感谢东南大学的 CoupDeGrace 同学提供本题题解。
As we know, DreamGrid is a master of planning algorithm. Recently, a new type of autonomous car appears in Gridland. With the shape of a circle, the car can move in any direction. Being interested in this car, DreamGrid decides to design a specific path planning algorithm for it. Here is the first case he wants to solve.
Consider two cars on the two-dimensional plane with the same radius of $r$. We now want to move the center of the first car from $(0, 0)$ to $(d, 0)$, where $d$ is positive. The second car, starting its move with its center located at $(2r, 0)$, can be considered as an obstacle moving towards the positive direction of the x-axis with a constant speed of $v$. Luckily, after installing a new engine, the first car can move twice as fast as the obstacle car, which means the maximum speed of the first car can be $2v$.

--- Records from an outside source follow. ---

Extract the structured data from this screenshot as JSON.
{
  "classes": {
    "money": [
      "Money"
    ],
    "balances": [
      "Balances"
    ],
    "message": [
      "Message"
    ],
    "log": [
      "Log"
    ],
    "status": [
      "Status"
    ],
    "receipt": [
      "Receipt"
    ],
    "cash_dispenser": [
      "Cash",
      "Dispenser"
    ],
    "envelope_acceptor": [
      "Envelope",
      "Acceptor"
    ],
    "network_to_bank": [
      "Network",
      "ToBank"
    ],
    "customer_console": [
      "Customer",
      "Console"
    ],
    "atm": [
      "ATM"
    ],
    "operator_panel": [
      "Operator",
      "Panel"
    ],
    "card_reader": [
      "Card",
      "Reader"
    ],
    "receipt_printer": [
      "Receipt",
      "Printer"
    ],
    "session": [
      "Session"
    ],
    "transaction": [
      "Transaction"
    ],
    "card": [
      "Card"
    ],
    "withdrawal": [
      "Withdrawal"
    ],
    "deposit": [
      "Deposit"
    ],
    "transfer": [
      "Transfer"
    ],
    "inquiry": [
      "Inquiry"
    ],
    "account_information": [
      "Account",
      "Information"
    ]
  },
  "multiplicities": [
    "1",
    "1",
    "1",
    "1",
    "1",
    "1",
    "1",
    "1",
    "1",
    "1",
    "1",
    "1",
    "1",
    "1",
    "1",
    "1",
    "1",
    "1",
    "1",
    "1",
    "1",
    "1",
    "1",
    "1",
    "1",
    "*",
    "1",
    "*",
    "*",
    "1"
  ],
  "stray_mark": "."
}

DreamGrid wants to know the shortest time needed to move the first car to the end point without colliding with the second car. That is to say, before arriving at the end point, the circle representing the first car can’t intersect with (but can be tangent to) the circle representing the second car.
As DreamGrid is too busy, you are asked to solve this simple problem for him. Of course, if you successfully solve this problem, you will get a brand-new autonomous car in the Gridland!